Cependant, mon point de vue a changé en 2018 lorsque je me suis rendu dans le village d'Agbokim Waterfalls, dans l'État de Cross River, au sud du Nigeria, pour interviewer des réfugiés camerounais fuyant le conflit dans leur pays d'origine. Venant de Lagos, une ville où les espaces verts sont rares, j'ai été stupéfaite par les forêts vierges de Cross River. J'ai également entendu des histoires sur la faune et la flore uniques de la région -gorilles, chimpanzés, singes foreurs, et bien d'autres encore.
Ce fut un tournant pour moi. J'ai réalisé que ces histoires n'étaient pas diffusées aussi largement que possible. Peu après, je suis tombée sur un appel à contribution sur Mongabay axé sur les grands singes à la mi-2018. J'ai posé ma candidature et j'ai été sélectionnée, ce qui a marqué le début de mon travail dans le domaine de la narration animalière. Depuis, j'ai réalisé de nombreux reportages sur les efforts de conservation au Nigeria et au Costa Rica, sur le travail des personnes qui se consacrent à la lutte contre le braconnage et la perte d'habitat.
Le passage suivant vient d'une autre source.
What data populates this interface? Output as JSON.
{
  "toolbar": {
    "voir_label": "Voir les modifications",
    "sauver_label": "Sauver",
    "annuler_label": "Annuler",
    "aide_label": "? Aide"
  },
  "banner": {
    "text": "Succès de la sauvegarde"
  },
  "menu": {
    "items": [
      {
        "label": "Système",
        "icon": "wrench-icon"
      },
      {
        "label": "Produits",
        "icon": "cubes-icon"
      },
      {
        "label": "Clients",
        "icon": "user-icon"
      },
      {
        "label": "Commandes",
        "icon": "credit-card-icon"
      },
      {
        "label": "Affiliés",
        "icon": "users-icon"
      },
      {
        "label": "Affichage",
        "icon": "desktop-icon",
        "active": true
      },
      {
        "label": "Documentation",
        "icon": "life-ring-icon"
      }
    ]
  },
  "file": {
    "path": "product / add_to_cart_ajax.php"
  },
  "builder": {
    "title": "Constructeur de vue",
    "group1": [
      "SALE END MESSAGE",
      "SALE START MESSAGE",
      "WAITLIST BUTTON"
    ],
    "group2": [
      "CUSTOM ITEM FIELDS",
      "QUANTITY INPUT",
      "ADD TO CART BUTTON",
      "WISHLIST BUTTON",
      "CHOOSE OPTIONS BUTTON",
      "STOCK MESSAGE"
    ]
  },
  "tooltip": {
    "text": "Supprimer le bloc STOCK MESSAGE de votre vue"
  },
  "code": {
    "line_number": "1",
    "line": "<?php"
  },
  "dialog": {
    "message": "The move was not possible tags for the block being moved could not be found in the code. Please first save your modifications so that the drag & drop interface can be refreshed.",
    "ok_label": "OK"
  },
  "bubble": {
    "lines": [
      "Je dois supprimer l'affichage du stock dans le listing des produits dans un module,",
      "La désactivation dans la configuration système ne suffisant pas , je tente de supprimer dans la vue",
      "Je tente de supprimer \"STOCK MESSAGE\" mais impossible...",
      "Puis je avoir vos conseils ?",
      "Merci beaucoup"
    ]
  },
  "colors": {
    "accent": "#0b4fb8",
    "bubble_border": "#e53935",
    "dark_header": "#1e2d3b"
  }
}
J'ai vraiment trouvé ma vocation en racontant ces histoires aujourd'hui avec Wild Africa, où je travaille, et je ne peux pas imaginer faire autre chose.
Linus filme et interviewe des pêcheurs au Costa Rica
Comment votre parcours dans le journalisme a-t-il commencé?
Mon parcours dans le journalisme a été marqué par une exposition précoce à la littérature, grâce à mes frères aînés, qui étaient profondément immergés dans les pièces de Shakespeare et la poésie de William Wordsworth, Robert Frost et John Milton. Notre maison était remplie d'œuvres d'auteurs nigérians tels que Cyprian Ekwensi, Amos Tutuola, Ola Rotimi, Chinua Achebe et Wole Soyinka, entre autres.
À l'école primaire et secondaire, j'ai participé activement aux clubs de presse - un petit groupe d'élèves qui écoutaient quotidiennement les informations du réseau Radio Nigeria, lisaient les journaux locaux et nationaux, et distillaient le tout dans un bref bulletin d'information que nous présentions lors de l'assemblée du matin. J'attendais également avec impatience les exemplaires hebdomadaires du magazine Newswatch, où j'étais captivé par les écrits incisifs de Ray Ekpu et Dan Agbese. Leur style intrépide et percutant m'a laissé une impression durable. Leur travail a renforcé ma fascination pour le journalisme et son rôle essentiel dans la société.
En grandissant, je suis devenu un lecteur régulier du journal The Sun, où je suivais les chroniques écrites par Mike Awoyinfa et Dimgba Igwe. Inspirée par ces influences, j'ai obtenu un diplôme en communication de masse à l'université du Nigeria et je me suis finalement lancée dans le journalisme indépendant après l'obtention de mon diplôme.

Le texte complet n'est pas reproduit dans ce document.